コロナ禍の1年、経済的に困難を抱える世帯の子どもを対象に、無料の学習支援や居場所の提供を行う「つくばこどもの青い羽根学習会」にも、学習会を開けない期間が出るなど、大きな影響が出た。
つくば市は地域のNPOなどと協働で、「青い羽根学習会」を市内14か所で実施している。昨年4月から5月までの2カ月間と、今年1月に県独自の緊急事態宣言が発表されてからの3週間、新型コロナ感染防止のため、学習会は中止された。
週に1度は様子を確認
NPO法人「NPOプラザ・ねこねっと」は週に1回、市内で青い羽根学習会を開催し、食事の無料提供をおこなっている。毎週、約10人の小中学生が通っている。
昨年春の学習会中止期間も、週に1回は子どもたち一人一人と連絡を取り、様子を確認した。

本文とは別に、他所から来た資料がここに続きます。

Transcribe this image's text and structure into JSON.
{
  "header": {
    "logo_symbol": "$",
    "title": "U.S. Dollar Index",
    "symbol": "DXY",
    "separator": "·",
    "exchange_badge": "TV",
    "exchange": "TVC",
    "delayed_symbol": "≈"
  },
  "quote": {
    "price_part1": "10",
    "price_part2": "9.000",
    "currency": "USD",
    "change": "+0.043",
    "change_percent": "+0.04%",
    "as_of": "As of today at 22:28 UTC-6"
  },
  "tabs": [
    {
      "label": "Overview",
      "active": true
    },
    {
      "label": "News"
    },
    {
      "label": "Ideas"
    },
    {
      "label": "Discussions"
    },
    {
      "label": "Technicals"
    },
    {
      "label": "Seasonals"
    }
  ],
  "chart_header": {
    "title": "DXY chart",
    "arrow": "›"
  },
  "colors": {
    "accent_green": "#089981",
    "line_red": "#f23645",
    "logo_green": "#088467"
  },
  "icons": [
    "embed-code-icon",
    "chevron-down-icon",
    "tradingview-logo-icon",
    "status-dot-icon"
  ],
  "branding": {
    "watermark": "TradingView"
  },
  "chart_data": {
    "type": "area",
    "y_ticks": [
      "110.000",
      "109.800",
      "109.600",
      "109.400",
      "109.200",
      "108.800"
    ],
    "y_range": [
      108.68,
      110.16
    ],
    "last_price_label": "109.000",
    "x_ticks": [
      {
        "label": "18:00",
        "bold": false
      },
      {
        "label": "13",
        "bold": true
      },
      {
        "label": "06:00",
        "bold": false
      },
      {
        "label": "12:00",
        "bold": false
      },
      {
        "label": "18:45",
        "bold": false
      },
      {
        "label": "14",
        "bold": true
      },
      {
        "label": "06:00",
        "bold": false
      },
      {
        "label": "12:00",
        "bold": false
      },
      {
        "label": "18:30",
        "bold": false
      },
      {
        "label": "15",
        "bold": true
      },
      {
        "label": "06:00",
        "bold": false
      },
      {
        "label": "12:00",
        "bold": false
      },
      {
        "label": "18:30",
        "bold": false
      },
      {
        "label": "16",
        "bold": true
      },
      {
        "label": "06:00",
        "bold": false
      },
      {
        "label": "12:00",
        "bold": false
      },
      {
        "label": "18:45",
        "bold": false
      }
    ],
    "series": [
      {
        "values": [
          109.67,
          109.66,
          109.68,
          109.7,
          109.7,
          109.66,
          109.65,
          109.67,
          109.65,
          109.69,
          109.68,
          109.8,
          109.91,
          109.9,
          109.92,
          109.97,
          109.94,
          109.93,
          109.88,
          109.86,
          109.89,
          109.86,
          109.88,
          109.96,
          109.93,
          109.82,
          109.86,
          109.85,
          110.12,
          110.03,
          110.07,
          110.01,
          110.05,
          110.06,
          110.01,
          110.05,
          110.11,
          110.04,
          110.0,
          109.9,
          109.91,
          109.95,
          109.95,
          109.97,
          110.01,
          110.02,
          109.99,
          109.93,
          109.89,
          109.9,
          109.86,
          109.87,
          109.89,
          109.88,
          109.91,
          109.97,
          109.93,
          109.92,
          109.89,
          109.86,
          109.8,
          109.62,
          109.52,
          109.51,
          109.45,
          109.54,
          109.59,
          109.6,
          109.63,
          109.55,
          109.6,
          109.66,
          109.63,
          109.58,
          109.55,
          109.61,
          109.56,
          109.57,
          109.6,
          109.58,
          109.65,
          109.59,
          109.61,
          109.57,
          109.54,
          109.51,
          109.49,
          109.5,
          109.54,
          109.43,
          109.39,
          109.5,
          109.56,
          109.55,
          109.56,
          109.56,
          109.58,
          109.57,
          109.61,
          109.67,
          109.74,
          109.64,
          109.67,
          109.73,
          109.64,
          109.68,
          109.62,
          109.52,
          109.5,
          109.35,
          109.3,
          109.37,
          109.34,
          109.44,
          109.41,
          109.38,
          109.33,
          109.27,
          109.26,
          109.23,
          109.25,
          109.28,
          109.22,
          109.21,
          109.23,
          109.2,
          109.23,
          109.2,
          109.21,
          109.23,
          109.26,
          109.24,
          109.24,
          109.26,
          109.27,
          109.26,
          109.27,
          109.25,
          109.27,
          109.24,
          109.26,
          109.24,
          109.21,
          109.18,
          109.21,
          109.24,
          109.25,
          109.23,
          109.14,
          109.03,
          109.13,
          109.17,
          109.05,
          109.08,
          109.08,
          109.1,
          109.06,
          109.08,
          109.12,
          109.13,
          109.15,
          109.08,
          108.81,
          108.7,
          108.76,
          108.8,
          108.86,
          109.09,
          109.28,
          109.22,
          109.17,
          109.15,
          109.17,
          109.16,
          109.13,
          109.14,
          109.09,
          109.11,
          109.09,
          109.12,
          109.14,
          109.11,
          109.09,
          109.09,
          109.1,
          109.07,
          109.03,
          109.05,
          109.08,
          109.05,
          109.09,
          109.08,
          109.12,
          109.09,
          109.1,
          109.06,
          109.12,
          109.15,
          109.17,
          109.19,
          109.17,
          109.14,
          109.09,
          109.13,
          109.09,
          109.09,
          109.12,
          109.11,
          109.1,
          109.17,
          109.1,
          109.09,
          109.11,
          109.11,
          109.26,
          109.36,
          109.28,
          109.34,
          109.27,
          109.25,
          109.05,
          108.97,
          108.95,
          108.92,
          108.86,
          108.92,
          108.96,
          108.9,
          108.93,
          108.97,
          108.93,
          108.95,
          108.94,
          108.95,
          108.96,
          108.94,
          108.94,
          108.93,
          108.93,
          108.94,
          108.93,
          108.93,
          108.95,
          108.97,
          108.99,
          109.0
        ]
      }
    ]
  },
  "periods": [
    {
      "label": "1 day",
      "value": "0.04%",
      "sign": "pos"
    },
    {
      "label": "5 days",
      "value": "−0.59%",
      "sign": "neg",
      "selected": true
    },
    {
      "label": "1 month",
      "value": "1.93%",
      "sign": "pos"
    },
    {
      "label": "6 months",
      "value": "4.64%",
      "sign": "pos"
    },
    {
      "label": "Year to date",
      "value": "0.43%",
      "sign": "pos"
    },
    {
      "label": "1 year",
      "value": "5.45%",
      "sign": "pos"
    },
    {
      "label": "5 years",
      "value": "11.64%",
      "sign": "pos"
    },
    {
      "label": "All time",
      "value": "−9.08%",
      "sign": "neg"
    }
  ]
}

市と協働したり、中央共同募金会(東京都千代田区)の助成金を利用し、週に1度、利用者に弁当を無料配布した。子ども本人または保護者に弁当を手渡し、元気がないなど、様子に変化がある場合は話を聞いた。当時は学校も休校になり、学校給食もなくなったため、夜遅くに保護者が仕事から帰ってくるのを、何も食べずに家で待っていた子どもや、体がやせてきた子どももいた。

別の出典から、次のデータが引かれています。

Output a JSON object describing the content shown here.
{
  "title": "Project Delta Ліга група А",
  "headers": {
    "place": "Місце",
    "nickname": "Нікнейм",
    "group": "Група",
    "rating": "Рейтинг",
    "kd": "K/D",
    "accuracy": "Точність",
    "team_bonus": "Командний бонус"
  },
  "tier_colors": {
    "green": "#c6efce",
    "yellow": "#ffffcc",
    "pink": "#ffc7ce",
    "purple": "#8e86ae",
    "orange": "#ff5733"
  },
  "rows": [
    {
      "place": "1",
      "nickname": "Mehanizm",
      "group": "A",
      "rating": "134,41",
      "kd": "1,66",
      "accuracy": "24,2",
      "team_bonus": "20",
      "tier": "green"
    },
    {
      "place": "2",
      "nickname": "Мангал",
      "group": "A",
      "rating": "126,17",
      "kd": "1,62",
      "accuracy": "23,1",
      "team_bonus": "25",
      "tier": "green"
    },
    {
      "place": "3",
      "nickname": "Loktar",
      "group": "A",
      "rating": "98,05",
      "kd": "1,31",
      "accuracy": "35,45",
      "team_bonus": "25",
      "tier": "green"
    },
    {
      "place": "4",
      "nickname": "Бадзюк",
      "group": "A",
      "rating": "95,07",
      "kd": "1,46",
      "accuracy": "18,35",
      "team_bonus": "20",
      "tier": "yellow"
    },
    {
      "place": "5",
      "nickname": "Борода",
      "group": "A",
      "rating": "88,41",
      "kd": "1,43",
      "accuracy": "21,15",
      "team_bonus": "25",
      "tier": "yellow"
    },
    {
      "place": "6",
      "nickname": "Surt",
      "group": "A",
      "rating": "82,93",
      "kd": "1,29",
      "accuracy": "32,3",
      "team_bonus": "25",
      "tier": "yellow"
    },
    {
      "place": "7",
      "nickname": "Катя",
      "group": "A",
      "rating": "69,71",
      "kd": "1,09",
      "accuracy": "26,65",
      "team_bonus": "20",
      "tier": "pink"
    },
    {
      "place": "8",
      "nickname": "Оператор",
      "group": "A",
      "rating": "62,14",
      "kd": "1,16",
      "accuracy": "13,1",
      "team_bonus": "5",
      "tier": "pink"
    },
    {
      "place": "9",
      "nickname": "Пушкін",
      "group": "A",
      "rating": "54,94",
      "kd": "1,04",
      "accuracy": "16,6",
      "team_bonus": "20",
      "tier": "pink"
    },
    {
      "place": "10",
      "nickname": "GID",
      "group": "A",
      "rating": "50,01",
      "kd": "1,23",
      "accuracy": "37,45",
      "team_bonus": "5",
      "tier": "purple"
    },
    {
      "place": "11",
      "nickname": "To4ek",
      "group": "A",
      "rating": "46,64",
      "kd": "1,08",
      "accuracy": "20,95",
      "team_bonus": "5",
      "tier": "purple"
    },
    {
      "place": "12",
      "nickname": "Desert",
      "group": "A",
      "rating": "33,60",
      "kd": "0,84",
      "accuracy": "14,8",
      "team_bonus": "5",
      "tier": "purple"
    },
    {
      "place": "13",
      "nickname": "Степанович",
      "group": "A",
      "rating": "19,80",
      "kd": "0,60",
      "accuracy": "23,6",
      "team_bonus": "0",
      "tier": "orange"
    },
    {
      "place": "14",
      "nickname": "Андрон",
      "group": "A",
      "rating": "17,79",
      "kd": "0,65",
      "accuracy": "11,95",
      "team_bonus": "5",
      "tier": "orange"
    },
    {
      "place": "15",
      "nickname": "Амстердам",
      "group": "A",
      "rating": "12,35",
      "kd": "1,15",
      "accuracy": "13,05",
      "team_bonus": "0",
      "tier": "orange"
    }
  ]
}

緊急事態宣言が明けた昨年夏には、例年通り、保護者と面談し、コロナでどのような影響が家庭に出ているのかなどを聞いた。仕事を減らされた等、経済面でひっ迫した家庭が多かった。必要に応じて、行政とも連携を取り、公的支援を受けることを提案し、申請書類の記入等も手伝った。他の家庭にも、困った時は我慢せずに必要な支援を受けるように呼び掛けた。

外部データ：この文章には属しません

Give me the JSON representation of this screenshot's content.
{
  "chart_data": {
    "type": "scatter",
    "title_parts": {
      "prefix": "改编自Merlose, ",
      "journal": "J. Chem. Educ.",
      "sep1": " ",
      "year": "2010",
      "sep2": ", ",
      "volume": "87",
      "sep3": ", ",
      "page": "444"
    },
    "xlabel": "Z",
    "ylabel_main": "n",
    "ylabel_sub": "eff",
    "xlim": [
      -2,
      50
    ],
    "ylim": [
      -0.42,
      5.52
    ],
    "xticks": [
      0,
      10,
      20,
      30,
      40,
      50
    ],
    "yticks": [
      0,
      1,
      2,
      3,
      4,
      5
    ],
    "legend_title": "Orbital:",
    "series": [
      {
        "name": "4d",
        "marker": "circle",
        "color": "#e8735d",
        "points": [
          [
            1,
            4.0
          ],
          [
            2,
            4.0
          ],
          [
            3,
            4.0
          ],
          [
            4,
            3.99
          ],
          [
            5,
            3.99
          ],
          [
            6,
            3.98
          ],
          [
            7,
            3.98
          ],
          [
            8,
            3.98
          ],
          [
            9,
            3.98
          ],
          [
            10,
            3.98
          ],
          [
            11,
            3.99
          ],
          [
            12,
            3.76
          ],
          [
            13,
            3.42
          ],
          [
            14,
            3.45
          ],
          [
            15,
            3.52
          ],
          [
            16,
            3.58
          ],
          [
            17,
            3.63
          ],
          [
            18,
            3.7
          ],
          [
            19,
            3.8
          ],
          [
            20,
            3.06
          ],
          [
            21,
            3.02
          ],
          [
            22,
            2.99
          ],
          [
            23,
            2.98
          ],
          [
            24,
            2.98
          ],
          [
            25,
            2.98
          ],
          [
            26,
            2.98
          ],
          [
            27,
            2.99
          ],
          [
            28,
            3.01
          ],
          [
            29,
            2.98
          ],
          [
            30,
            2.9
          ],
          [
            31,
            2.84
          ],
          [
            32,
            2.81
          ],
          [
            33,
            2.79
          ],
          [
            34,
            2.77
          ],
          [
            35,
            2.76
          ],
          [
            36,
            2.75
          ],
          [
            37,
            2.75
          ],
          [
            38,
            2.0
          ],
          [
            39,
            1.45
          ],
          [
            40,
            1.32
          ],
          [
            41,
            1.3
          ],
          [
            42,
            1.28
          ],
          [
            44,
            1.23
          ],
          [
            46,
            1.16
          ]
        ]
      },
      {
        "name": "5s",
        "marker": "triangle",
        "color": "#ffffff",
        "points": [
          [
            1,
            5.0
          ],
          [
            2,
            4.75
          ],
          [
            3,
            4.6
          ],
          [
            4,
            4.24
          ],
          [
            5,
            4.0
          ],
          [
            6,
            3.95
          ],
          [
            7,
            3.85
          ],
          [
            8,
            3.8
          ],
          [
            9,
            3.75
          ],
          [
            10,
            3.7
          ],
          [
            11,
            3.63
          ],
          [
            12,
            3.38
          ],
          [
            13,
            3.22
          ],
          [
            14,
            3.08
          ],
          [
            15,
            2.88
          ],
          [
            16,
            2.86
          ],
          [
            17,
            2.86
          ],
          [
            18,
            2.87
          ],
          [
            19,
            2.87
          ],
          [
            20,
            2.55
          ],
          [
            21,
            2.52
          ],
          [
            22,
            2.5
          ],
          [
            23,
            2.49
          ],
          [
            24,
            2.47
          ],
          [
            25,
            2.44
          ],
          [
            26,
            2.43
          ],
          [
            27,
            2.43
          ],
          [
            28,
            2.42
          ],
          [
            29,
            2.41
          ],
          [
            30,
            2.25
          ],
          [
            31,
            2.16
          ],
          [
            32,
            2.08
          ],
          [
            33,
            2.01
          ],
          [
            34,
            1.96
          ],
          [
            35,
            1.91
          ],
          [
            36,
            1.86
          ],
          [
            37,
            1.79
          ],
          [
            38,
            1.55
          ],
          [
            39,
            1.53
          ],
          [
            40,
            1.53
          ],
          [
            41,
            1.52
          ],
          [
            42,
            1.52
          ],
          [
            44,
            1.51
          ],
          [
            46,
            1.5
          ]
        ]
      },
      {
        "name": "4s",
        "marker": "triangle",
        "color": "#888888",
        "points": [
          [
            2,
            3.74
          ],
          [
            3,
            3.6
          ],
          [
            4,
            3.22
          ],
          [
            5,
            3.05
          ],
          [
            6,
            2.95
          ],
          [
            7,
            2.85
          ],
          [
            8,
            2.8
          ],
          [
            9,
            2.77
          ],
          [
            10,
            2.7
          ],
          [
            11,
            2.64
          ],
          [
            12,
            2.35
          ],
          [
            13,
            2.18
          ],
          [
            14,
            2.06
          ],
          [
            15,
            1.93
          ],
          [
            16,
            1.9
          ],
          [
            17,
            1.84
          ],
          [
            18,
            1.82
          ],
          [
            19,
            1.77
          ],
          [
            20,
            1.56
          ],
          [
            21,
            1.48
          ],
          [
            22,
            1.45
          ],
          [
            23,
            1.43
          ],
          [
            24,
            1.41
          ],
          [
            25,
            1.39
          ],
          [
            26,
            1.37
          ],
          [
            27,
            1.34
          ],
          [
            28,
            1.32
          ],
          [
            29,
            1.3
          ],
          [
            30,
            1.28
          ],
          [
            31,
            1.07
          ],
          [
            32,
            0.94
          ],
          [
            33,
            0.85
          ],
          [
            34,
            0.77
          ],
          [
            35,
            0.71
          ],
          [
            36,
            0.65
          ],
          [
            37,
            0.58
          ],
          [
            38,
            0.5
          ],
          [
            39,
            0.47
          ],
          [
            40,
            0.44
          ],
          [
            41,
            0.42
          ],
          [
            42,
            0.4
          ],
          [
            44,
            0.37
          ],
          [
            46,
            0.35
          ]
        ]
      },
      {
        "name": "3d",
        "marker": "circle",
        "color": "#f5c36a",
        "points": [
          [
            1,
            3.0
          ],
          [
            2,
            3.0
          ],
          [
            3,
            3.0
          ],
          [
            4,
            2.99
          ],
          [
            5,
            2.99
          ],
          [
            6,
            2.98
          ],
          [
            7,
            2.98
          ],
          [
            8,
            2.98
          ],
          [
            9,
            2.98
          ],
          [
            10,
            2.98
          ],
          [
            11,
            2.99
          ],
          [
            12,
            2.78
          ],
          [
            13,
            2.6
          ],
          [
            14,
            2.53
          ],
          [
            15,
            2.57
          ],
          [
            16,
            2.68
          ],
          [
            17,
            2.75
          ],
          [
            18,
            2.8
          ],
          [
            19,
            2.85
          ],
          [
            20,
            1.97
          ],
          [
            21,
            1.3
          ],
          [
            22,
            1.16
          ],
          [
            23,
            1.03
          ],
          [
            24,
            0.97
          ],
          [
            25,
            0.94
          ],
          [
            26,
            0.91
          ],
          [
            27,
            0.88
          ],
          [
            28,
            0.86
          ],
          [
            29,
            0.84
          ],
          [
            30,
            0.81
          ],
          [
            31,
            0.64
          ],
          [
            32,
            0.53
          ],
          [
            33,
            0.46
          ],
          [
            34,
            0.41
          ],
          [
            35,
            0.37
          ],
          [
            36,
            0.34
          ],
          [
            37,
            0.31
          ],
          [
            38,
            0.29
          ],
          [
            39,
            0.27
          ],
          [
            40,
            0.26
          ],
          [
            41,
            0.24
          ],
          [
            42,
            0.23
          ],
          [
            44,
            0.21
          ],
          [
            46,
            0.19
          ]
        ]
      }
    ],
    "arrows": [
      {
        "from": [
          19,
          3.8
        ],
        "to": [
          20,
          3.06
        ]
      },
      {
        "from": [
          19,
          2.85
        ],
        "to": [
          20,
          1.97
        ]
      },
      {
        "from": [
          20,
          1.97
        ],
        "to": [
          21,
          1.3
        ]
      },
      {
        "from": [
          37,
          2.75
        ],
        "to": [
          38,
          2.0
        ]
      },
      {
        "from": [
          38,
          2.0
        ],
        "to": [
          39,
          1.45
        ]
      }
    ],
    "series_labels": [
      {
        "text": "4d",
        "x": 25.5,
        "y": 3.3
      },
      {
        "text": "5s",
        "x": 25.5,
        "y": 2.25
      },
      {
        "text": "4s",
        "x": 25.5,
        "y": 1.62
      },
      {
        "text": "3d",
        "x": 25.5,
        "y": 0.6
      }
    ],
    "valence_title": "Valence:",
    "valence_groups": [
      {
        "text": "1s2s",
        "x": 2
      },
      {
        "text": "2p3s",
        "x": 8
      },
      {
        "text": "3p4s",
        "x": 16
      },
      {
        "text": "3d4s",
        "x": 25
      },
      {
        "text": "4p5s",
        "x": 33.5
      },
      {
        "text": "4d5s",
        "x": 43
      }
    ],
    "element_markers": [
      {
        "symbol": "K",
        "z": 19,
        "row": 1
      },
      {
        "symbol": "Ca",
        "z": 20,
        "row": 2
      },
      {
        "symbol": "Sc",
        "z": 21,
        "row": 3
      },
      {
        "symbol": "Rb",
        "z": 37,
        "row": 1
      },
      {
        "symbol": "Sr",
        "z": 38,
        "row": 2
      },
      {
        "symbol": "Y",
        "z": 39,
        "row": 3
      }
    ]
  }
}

今年1月の緊急事態宣言時は、学習会を閉鎖した期間も短く、学校給食は食べられる環境だったため、食事支援はしなかった。一方、高校入試が近かったため、受験生の学習支援は個別に継続できる環境を整えたが、感染の不安から、希望する子どもはいなかった。
家庭環境整えるサポートできたら
青い羽根学習会の対象となる家庭には、毎年、つくば市から案内を配布している。「NPOプラザ・ねこねっと」が担当する地域では、実際に学習会を利用する家庭は、案内が配布されている家庭の2割ほど。「今年度になってから、通ってくる子どもは増えたが、それでもまだ、必要な支援につながれていない家庭も多いのでは」と、「NPOプラザ・ねこねっと」代表の稲葉淑江さん(60)は心配する。「子どもの学習面だけでなく、保護者の生活を支えることで、家庭の環境を整えるサポートができたら」と稲葉さんは語る。
つくば市で青い羽根学習会を運営している他の団体は、昨年春と今年1月の学習会を開催できなかった期間、家庭の通信環境が整っている中学生にはオンライン授業を行った。「この1年間は、通っている学校によって、課題の量やオンライン授業を取り入れているかにも差があったため、学習会に通っている子どもだけでなく、子どもたち全体に不安が広がっているようだ」と、団体の代表は語る。